3) Par contre l'idée de parvenir à une théorie complète de l'univers, contrairement à ce qui est affirmé dans l'article de Eric MERGUIN: "Nous allons bientôt atteindre la certitude sur la question de l'origine de l'univers, car nous sommes sur le point d'obtenir la théorie finale complète, synthèse de la relativité, de la mécanique quantique et de la mécanique statistique. Nous connaîtrons bientôt la pensée de Dieu. " semble s'éloigner définitivement, car, à moins de consentir au présupposé hérité de Descartes dont nous venons de parler, et donc d'accepter le dualisme ontologique qui y est lié,il nous faut reconnaître que nos connaissances sont irrévocablement relatives à deux données évolutives. 

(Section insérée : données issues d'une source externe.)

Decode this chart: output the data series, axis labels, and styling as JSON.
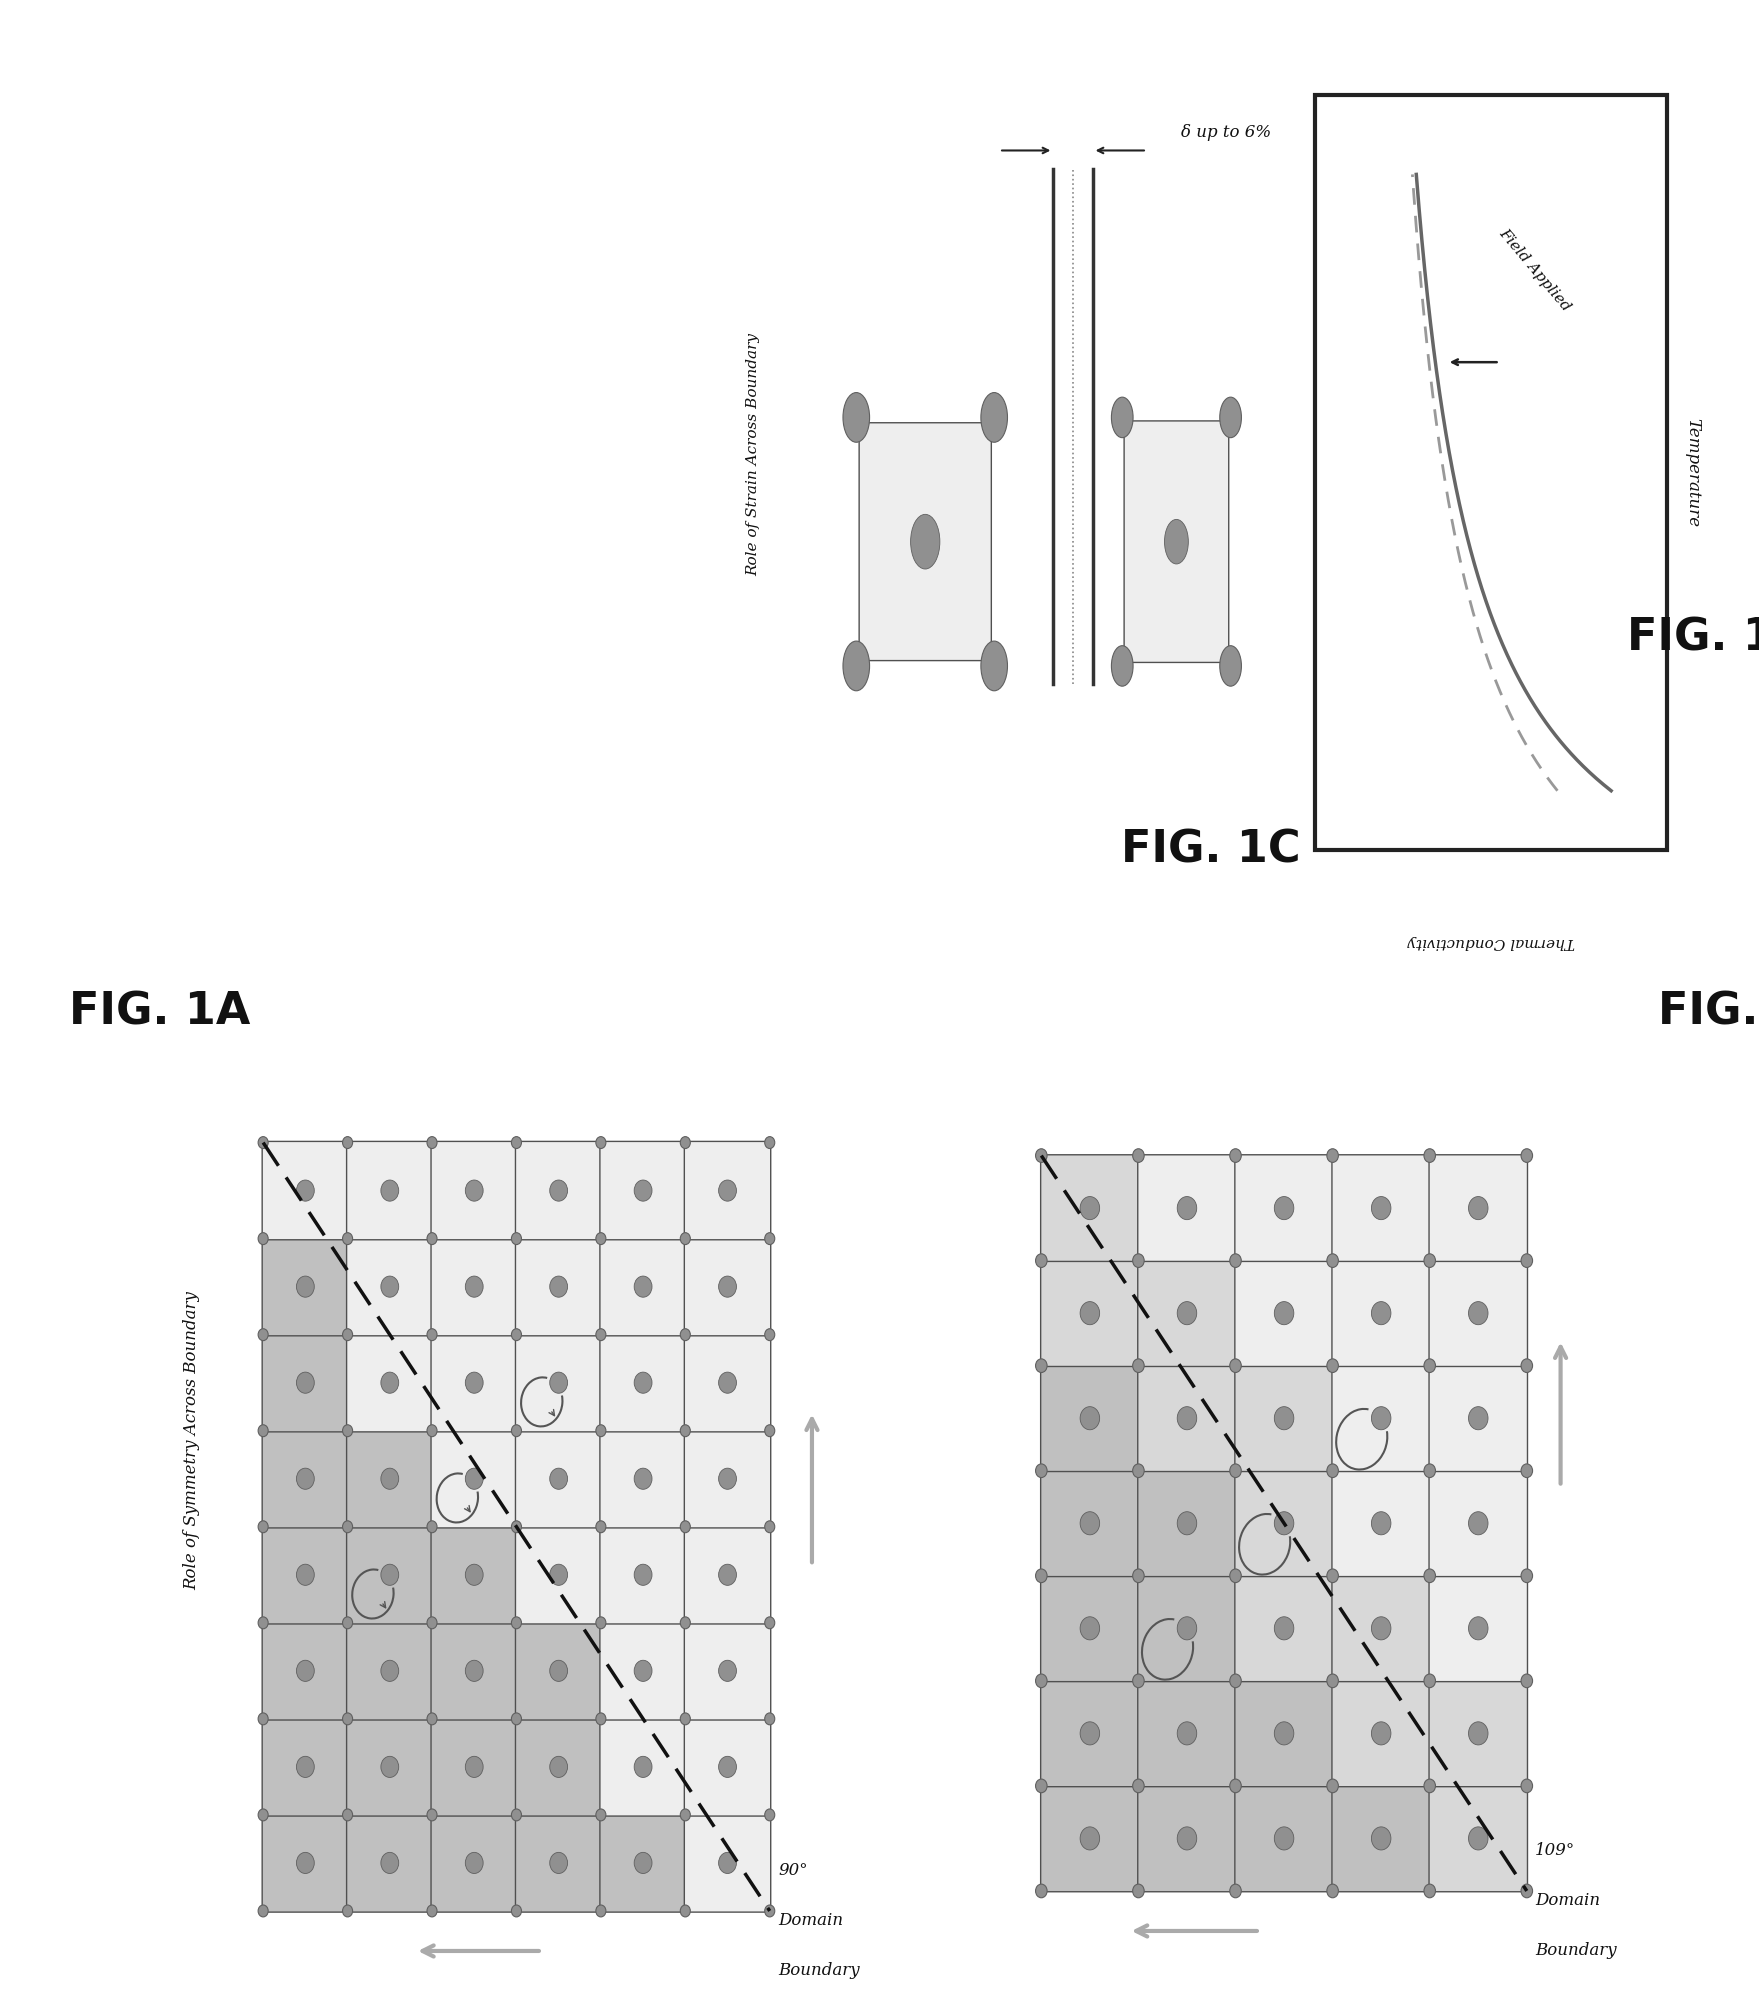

          a) les moyens d'observation du réel  dont nous disposons et qui sont tels que nous ne pouvons prétendre que nous avons accès dès aujourd'hui à tous les phénomènes de la nature, et que nos lois rendent compte de la diversité de tous les phénomènes observables au sein de notre univers, qui d'ailleurs n'est peut-être pas le seul... A ce niveau les connaissances que nous avons - qui ne sont pas rien - nous font de plus en plus ressentir l'étendue de ce que nous ignorons. 
      b) Par ailleurs ces connaissances sont aussi relatives aux outils conceptuels ( concepts, mots...) dont nous disposons pour les formuler. Ceux utiles dans les théories de Newton ne sont pas les mêmes que ceux utilisés par la théorie quantique et le problème que pose la possibilité nouvelle que nous avons d'observer ce que nous appelons les phénomènes mentaux nous met en face justement de la difficulté que nous avons d'en rendre compte avec les concepts et les mots dont nous disposons. cf l'article "notes de lecture" citation de gazzanica page 143. "...De nouvelles règles s'appliquent quand de plus hauts niveau d'organisations émergent...La question est de savoir si nous pouvons nous appuyer sur ce que nous savons du niveau inférieur de la neurophysiologie sur les neurones et  les neurotransmetteurs pour arriver à un modèle déterministe prédisant les pensées conscientes, les productions du cerveau ou la psychologie... Comme lorsque logiciel et matériel interagissent, l'esprit est en quelque sorte une propriété indépendante du cerveau mais aussi complètement dépendante de lui. Je ne crois pas qu'il soit possible de construire un modèle complet du fonctionnement mental de haut en bas..." p. 143

et plus loin :

"...J'ai essayé de proposer une autre façon de voir ce dilemne ( déterminisme ou libre-arbitre). Mon argument est que toutes les expériences de la vie, personnelles et sociales, ont un impact sur le système mental qui émerge de nous. Ces expériences sont de puissantes forces qui modulent l'esprit. Elles influent non seulement sur notre cerveau, mais révèlent aussi que c'est l'interaction entre ces deux couches du cerveau et de l'esprit qui nous donne notre réalité consciente, ce que nous sommes dans l'instant présent. Démystifier le cerveau est une tâche des neurosciences modernes. Pour terminer ce travail, les neurosciences devront toutefois penser à comment les règles et les algorithmes qui gouvernent tous les modules séparés et distribués du cerveau agissent ensemble pour donner la condition humaine.
                            Comprendre que le cerveau fonctionne automatiquement et obéit aux lois de la nature est à la fois réconfortant et instructif. Réconfortant parce que nous pouvons avoir confiance dans le fait que ce système de prise de décision, le cerveau, possède une structure fiable pour décider des actions. C'est aussi instructif car cela révèle que toute cette question obscure du libre-arbitre est un concept mal agencé, fondé sur des réflexions sociales et psychologiques tenues à des moments particuliers de l'histoire humaine qui ne se sont pas confirmées ou sont en contradiction avec la connaissance scientifique actuelle de la nature de notre Univers..." (pp.238-239).













6 commentaires:

  1. "réside moins dans la possibilité de faire ou ne pas faire ce que j'entreprends, que dans le rapport que je peux entretenir avec ce que je fait"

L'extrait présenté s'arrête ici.